Ausgelöst durch einen Artikel in der „Jungen Welt“ habe ich während meiner Lehrzeit in Pößneck die Teilnahme einer FDJ-Delegation meiner Betriebsschule „Heinz Kapelle“ an einem DDR-weiten „Heinz-Kapelle-Traditionstreffen“ im Mai 1981 im Jugendtouristenhotel in Binz auf der Insel Rügen federführend begleitet. Heinz Kapelle, nach dem seit 1951 das Kapelle-Ufer im heutigen Berliner Regierungsviertel benannt ist, war der Anführer einer kommunistischen Jugendgruppe in Berlin und Widerstandskämpfer gegen den Faschismus, der 1941 in Berlin-Plötzensee hingerichtet wurde. Kapelle erlernte zwischen 1928 und 1932 den Beruf des Buchdruckers. Mehr von Heinz Kapelle erfuhren wir in Binz dann vom Arbeiterveteran Kurt Ende, der zusammen mit Kapelle kämpfte.
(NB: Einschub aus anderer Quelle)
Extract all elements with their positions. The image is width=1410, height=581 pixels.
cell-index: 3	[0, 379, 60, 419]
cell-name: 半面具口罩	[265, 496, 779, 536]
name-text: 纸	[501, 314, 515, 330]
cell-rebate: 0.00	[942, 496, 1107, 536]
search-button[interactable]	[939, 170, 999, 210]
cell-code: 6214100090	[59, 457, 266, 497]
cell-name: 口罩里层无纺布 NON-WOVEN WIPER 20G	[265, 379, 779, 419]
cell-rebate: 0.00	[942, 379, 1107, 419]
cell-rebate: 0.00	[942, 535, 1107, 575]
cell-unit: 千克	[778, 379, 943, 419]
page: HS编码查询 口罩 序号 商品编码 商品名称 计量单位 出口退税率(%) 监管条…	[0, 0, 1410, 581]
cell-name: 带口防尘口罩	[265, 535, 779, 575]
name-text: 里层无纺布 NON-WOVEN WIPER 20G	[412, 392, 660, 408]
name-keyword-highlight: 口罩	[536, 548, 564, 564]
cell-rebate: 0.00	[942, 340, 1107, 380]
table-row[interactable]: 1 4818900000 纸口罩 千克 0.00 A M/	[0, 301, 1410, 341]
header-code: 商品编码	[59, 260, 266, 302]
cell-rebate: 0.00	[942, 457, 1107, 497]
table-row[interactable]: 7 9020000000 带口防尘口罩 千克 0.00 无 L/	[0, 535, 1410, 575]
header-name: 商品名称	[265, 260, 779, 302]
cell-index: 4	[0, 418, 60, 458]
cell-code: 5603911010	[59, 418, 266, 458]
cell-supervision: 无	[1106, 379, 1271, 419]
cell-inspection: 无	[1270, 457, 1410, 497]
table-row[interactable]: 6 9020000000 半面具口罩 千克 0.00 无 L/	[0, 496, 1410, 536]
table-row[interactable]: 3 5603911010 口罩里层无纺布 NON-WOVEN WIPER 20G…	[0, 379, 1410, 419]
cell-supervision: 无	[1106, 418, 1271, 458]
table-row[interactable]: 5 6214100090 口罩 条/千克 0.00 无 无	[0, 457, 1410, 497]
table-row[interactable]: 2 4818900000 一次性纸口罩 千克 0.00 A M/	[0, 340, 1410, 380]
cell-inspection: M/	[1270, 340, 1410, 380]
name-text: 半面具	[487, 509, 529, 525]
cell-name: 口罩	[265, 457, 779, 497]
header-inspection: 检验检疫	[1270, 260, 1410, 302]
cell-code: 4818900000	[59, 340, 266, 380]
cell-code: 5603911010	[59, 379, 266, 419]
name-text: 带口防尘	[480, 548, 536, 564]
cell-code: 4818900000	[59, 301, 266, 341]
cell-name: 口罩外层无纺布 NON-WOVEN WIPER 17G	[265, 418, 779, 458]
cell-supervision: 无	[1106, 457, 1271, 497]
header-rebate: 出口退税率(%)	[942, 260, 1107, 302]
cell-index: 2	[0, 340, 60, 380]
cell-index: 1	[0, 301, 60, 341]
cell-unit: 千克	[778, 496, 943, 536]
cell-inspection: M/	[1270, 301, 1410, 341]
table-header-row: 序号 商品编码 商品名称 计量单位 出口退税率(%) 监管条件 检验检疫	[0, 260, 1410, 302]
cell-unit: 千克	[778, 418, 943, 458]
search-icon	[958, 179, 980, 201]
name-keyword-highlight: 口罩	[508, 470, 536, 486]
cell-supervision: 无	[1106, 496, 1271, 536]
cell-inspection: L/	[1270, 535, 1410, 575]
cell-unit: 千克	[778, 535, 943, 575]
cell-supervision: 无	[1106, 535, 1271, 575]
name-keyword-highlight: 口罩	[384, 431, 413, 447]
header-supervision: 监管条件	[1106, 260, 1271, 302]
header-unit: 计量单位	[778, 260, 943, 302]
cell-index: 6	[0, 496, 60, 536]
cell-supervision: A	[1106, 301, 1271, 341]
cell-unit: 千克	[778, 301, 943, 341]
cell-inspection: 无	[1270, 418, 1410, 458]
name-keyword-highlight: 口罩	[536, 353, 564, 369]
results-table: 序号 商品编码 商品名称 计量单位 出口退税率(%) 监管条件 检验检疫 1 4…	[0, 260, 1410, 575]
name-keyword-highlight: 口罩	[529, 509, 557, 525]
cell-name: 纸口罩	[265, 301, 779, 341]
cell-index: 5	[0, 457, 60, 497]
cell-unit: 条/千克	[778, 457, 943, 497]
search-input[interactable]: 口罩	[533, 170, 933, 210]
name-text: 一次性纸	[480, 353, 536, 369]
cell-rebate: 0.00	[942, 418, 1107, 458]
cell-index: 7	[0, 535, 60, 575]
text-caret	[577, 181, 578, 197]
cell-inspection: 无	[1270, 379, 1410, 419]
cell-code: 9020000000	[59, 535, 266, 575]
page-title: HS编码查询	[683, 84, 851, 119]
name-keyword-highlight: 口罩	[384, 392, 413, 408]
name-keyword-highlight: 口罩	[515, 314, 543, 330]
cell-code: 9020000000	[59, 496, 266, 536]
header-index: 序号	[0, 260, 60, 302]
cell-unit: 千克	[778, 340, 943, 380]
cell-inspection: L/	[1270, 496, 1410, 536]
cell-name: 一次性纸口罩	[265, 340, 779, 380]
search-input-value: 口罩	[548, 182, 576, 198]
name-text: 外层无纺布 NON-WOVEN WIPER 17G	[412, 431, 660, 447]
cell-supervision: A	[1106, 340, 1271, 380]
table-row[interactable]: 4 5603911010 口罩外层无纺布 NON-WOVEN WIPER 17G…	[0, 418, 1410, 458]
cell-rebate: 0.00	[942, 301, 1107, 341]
Zu dieser Gruppe gehörte auch der West-Berliner Erich Ziegler, der zusammen mit Erich Honecker im Zuchthaus Brandenburg-Görden saß und später lange Jahre Funktionär der Sozialistischen Einheitspartei Westberlins (SEW) war. Ihn lernte ich beim nachfolgenden Kapelle-Treffen 1983 ebenfalls in Binz persönlich kennen. Diese Begegnung, lange nach meiner Pößnecker Lehrzeit, geriet ins Visier der Staatssicherheit, wie mir unmittelbar nach meiner Rückkehr in meinen Heimatort bewusst gemacht wurde.
Die Berufsausbildung im Karl-Marx-Werk umfasste die komplette Bandbreite des polygrafischen Spektrums. Satz, Reproduktion, Buch- und Offsetdruck, Chemiegrafie, Buchbinderei und Stereotypie hatten jeweils eigene Werkstätten. Neben angehenden Buchdruckern wurden auch Reprotechniker, Chemiegrafen, Retuscheure und Offsetdrucker ausgebildet. Der Buchdruck ist und bleibt aber die Basis aller anderen Druckarten und gilt bis heute als bedeutender kulturhistorischer Einschnitt, der tiefgreifende Veränderungen in der Informationsverarbeitung einleitete. Die Erfindung des modernen Buchdruckes geht auf den Mainzer Goldschmied Johannes Gutenberg zurück. Eine schöne Anschauung über die Produktionsvielfalt im Pößnecker Karl-Marx-Werk vermittelte uns Lehrlingen damals Betriebsdirektor Kurt Häuser bei seinem Besuch in unserem Wohnheim.